With staff working in mines ranging from the wilds of Siberia to the sweltering heat of South Africa, it is not easy for Evraz, the Russian steelmaker, to create a unified outlook among its managers.

Developing an executive education programme was vital to give managers an understanding of the company as a whole, says Natalia Ionova, head of human resources. The architect of the company’s in-house executive education drive, she worked with Moscow School of Management Skolkovo on the course.

“In 2008, during the financial crisis, we felt Evraz needed new approaches to management – both at its head office and in the regions,” says Ionova. She did not let a global slump in commodities prices halt the plans for management education, but instead used it as an opportunity to rethink management practices from board level down to the miners in the wastes of the Russian hinterland.

“We decided to move ahead and not allow the crisis to hold us up, because the success of a company depends on the quality of its staff. Evraz is a fast-growing company and we face new challenges as we expand,” says Ionova about the decision to go ahead with the programme, which allows executives from all tiers of management to work on solving problems.

Since the launch of the executive education course two years ago, 92 Evraz managers have graduated from the one-year modular programme run by the Skolkovo school, which is headed by Wilfried Vanhonacker, the former dean of Shanghai’s China Europe International Business School.

During the course, staff have worked with chief executives as well as management and business experts to find solutions to 16 real-life challenges, from cost-cutting at production plants to global marketing strategies for rare-earth metals. Evraz has implemented the best of these.

“The people on the courses know the company from the inside, so they can share experiences, and the programmes give them the tools to develop ideas and implement innovative solutions,” says Ionova. “It’s better than hiring MBA graduates from outside.”

One of the advantages of designing a programme is the ability to tailor the curriculum to the particular needs of a company and find solutions to problems that managers face in the field. For Evraz, Skolkovo recruited industry experts alongside the more usual management gurus to teach course modules.

One of the groups on the 2010 programme reworked the company’s strategy for producing vanadium, a rare-earth metal that is a key component in making flexible steel for construction. Evraz is the market leader but that is by no means assured, so the group looked at ways of retaining its position and marketing its output as a better alternative to that of its rivals. These suggestions have been implemented across Evraz.

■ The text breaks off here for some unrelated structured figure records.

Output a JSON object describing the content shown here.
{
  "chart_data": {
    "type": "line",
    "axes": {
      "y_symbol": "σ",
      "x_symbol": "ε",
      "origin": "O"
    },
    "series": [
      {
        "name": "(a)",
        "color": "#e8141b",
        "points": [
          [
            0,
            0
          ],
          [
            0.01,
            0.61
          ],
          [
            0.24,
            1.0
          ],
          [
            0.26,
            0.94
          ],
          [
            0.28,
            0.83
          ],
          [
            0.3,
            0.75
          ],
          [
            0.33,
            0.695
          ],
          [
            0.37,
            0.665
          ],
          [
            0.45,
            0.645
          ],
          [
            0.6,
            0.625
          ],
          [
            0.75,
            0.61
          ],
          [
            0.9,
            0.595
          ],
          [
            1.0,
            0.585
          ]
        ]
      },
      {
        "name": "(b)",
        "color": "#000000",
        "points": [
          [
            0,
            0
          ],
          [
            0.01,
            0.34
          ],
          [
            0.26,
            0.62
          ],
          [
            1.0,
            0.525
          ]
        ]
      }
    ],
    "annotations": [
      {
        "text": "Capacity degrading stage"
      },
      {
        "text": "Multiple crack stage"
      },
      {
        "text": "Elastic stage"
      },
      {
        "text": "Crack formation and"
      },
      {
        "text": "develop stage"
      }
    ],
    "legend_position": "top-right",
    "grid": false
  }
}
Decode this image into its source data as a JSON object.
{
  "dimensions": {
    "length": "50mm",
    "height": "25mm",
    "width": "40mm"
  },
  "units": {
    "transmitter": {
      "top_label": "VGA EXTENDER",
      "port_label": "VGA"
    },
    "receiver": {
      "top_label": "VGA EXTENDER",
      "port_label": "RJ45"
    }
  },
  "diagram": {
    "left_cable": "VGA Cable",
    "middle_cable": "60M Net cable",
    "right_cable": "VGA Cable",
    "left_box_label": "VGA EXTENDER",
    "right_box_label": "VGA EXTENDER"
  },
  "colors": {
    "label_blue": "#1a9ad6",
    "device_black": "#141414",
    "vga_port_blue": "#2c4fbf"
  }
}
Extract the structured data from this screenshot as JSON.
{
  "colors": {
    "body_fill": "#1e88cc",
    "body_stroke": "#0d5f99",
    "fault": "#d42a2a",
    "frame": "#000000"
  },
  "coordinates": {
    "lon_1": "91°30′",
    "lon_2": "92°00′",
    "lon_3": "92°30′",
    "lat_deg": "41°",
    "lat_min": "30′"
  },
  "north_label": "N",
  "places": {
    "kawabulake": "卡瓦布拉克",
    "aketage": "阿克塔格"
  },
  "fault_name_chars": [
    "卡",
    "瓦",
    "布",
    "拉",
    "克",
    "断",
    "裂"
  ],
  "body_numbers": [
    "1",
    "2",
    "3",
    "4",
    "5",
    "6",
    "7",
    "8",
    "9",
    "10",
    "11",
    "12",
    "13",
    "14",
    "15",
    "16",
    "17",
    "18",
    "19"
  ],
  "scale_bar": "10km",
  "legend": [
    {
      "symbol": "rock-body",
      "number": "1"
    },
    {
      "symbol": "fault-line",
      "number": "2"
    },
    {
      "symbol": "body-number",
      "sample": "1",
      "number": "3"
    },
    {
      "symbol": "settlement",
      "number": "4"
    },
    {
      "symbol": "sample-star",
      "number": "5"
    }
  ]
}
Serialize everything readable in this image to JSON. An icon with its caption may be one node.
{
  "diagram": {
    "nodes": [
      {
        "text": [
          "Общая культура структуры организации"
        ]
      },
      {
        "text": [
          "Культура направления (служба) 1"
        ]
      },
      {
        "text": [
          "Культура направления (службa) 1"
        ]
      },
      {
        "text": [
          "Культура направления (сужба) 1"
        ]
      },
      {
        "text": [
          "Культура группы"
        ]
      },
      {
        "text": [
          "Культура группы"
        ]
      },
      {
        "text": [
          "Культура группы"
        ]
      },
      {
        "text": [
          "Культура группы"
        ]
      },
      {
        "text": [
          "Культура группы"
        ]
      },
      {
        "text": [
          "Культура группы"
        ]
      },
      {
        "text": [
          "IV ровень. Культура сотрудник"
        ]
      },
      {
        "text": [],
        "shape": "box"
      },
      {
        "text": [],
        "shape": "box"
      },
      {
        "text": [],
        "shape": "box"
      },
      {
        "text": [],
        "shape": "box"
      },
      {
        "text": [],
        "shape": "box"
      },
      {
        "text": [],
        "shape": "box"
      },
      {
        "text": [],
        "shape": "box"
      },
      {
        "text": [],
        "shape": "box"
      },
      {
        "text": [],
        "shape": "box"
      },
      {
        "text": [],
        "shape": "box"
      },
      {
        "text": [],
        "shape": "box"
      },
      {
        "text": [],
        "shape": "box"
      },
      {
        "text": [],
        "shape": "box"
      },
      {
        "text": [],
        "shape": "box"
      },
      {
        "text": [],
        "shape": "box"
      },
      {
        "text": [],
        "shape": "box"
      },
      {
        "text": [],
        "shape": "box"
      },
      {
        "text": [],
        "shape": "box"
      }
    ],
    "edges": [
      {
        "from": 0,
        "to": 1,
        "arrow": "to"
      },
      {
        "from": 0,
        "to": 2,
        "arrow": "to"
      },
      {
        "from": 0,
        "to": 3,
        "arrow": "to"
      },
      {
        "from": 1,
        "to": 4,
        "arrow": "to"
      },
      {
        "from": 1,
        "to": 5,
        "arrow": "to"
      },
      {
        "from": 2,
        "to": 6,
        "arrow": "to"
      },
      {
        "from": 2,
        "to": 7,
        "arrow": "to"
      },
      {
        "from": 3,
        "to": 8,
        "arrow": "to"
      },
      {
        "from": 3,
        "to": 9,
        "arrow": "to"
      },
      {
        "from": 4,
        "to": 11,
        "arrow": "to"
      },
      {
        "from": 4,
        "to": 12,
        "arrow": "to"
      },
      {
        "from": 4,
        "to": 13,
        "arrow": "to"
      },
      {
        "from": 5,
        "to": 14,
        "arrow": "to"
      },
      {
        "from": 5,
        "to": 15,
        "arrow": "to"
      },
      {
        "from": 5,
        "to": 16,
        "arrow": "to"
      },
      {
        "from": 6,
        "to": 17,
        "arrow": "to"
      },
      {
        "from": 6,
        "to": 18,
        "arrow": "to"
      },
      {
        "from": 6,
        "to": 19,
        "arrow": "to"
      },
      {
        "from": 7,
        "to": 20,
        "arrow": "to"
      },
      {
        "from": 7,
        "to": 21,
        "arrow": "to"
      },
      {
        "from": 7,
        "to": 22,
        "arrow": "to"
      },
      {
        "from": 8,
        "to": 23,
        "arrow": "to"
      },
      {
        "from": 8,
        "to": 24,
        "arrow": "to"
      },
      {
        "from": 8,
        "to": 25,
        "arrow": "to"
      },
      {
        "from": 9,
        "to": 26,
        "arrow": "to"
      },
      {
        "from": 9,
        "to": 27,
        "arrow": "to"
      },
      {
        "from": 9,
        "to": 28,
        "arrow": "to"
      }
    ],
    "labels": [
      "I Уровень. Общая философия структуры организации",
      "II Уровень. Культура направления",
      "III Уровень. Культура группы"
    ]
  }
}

This year, the company is using the Skolkovo programme to develop a crack team of global engineers working in mines from Russia and Ukraine to North America, South Africa, the Czech Republic and Italy. Production staff will spend the year thinking about mining challenges and comparing different educational and production techniques they have learnt both on the job and from their wildly varying educational backgrounds.

“The lack of high-quality engineering professionals nowadays is a common problem for steel and mining industries all over the world,” says Ionova. “We want to create an international team that can face our worldwide production engineering challenges, from issues to do with the ground we are mining to what technology to use.”

Ilya Dmitrov, a director of investment projects who manages a team upgrading production facilities, graduated last year and says a key advantage of the modular course was that it enabled him to learn about new business ideas and then put them into action before his next module of classes.

He was charged with making production more efficient at the company’s Nizhny Tagil Iron and Steel Plant in the Urals. Working closely with senior management and managers at different departments across the company gave him a much broader view of the problems he was trying to solve.

“When you are working, you are usually looking at just one side of the problem, but when you are studying with other executives, you get the chance to look at problems from many angles,” says Dmitrov.

Since graduating, he has been promoted to head a larger department, as have 60 per cent of the other graduates. “People who study this programme form a strategic reserve for the company, and after they finish they are promoted based on improved results on the job,” he says.

Ionova says the project has given many managers the opportunity to understand the company overall as well as improve overall corporate culture.

“Executive education cannot change strategy,” she says, “but it allows managers to deepen their knowledge, broaden their view of the company and bring together different layers of management.”

Most importantly, managers have been able to use some of the best global corporate minds as well as industry experts to tackle the thorny day-to-day challenges of mining.

“Work on real projects is the main engine of our programme,” says Ionova.